Chaque jour, en effet, la jeune fille sentait croître sa répugnance à faire un saut dans l’inconnu. Elevée à la campagne, dans l’isolement et dans l’obscurité, qu’allait-elle devenir dans le tourbillon parisien ? Dépaysée, perdue dans ce « grand monde, » qui lui apparaissait de loin comme singulièrement redoutable, ne s’y trouverait-elle pas plus seule que derrière les grilles du couvent ? Et somme toute, ennui pour ennui, ne valait-il pas mieux, disait-elle, s’en tenir à celui auquel elle était « toute accoutumée ? » Après mûres réflexions, elle en revenait donc à sa première idée : recourir à Camille d’Albon, obtenir une rente viagère qui lui permît de demeurer à Lyon, pour y mener une vie cachée, unie et sans éclat, mais indépendante et tranquille.
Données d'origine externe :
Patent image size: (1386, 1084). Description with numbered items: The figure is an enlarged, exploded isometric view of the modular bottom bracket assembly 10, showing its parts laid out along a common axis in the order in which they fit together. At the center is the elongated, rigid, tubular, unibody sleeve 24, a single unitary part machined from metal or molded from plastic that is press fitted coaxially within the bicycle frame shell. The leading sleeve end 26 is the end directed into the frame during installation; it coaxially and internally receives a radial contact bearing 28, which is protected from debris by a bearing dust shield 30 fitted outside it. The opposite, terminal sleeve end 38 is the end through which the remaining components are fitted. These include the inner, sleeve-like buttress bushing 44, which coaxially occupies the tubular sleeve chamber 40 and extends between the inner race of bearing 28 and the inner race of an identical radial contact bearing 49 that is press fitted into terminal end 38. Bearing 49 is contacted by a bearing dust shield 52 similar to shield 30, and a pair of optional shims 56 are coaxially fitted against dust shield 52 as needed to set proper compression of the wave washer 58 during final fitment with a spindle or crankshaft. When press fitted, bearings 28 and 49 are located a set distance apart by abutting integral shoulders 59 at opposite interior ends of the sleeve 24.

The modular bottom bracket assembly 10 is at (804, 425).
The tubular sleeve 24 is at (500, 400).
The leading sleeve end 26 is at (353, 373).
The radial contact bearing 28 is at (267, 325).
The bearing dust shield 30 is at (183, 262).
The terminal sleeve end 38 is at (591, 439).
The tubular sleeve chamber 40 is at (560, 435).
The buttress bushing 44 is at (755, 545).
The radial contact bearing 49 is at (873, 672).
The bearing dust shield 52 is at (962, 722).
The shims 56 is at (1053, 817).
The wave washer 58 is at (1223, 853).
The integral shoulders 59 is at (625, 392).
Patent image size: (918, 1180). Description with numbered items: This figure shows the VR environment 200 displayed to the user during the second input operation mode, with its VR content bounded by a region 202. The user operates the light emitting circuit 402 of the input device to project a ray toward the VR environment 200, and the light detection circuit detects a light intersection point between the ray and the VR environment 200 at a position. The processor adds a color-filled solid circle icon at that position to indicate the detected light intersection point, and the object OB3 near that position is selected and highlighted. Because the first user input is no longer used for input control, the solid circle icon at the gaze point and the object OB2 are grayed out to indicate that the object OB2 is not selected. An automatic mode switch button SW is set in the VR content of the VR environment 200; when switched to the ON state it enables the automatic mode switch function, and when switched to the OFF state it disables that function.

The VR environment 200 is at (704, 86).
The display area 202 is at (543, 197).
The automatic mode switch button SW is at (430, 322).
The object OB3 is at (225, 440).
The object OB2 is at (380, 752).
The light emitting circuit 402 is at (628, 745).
En cas de refus de son frère, mais dans ce cas seulement, elle se rendrait aux vœux de Mme du Deffand. Si déçue que fût la marquise à la lecture de ces lignes, elle se montra parfaite de dignité et de modération : « Je suis persuadée, écrit-elle[3], que M. d’Albon se déterminera à vous assurer une pension… Ainsi je vois mes projets bien éloignés ; mais au cas qu’il vous refuse, vous y gagnerez la liberté entière de faire toutes vos volontés, et alors je souhaite que vous ayez toujours celle de vivre avec moi. » Elle rassurait d’ailleurs Julie sur la continuation de ses bons sentimens : « Ce n’est point une faute de dire sa pensée et d’expliquer ses dispositions ; c’est au contraire tout ce qu’on peut faire de mieux. » Bien loin donc de lui en vouloir, elle lui savait « bon gré de sa sincérité » et, quoiqu’elle craignît fort de voir l’association à vau-l’eau, « elle ne l’en aimerait pas moins

  1. 1753.
  2. Non loin de Fontainebleau.
  3. Lettre du 13 février 1754.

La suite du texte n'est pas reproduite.